If this were a language like Ruby, when you can use ? in a variable/property name I might jump for that, but in this example, I would suggest helping that conditional read like a sentence in English. Maybe something like:

1
2
3
4
5
6
7
var creditLimit = getCreditLimit();

var shouldDoSomething =
theInvoice.Total > creditLimit;

if(shouldDoSomething)
// do something

Now when I read this over, I understand each snippet of code reasonably well, and somewhat independently. If I am just interested in changing when I 'should do something', I can easily change the evaluation which tells me whether I do something:

1
2
3
4
5
6
7
var creditLimit = getCreditLimit();

var shouldDoSomething =
theInvoice.Total >= creditLimit;

if(shouldDoSomething)
// do something

I am no longer susceptible to accidental mis-information due to changing how I decide 'should do something'. Further the meaning of that variable and how it was used didn't really change. Instead it's now in line with what the Business' thinking on the topic is. First they thought they should do something when total > 1000. Now they want to configure total capped exactly at 1000, so should do something means total is greater or equal to the limit.

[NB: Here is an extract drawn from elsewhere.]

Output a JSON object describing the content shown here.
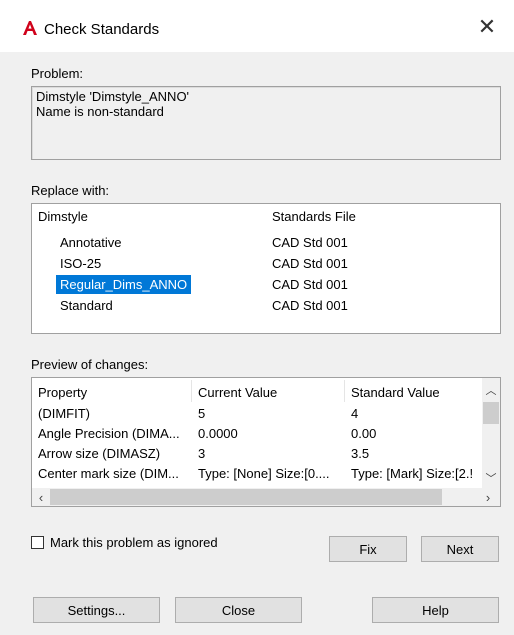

I would take a moment to highlight to you some steps you can take to find better variable names. First, please really name your variables, don't just leave them as 'temp'. You can certainly start there, until the wider context is understood, but don't leave your work incomplete. Once you have a little context for what you are doing, look to that context, the the human-language meaning, and especially the informational intent behind the line or lines of code you are writing. Remember DRY applies to functionality, and to information! Finally, aim to make your code read like a form of prose. The closer we can bring our code to the business language, the easier it will be for us to translate what they are asking us to build into actual code. And the easier it will be for you to understand that the one variable means when you come back to this code in 6 months. Your future self will thank you!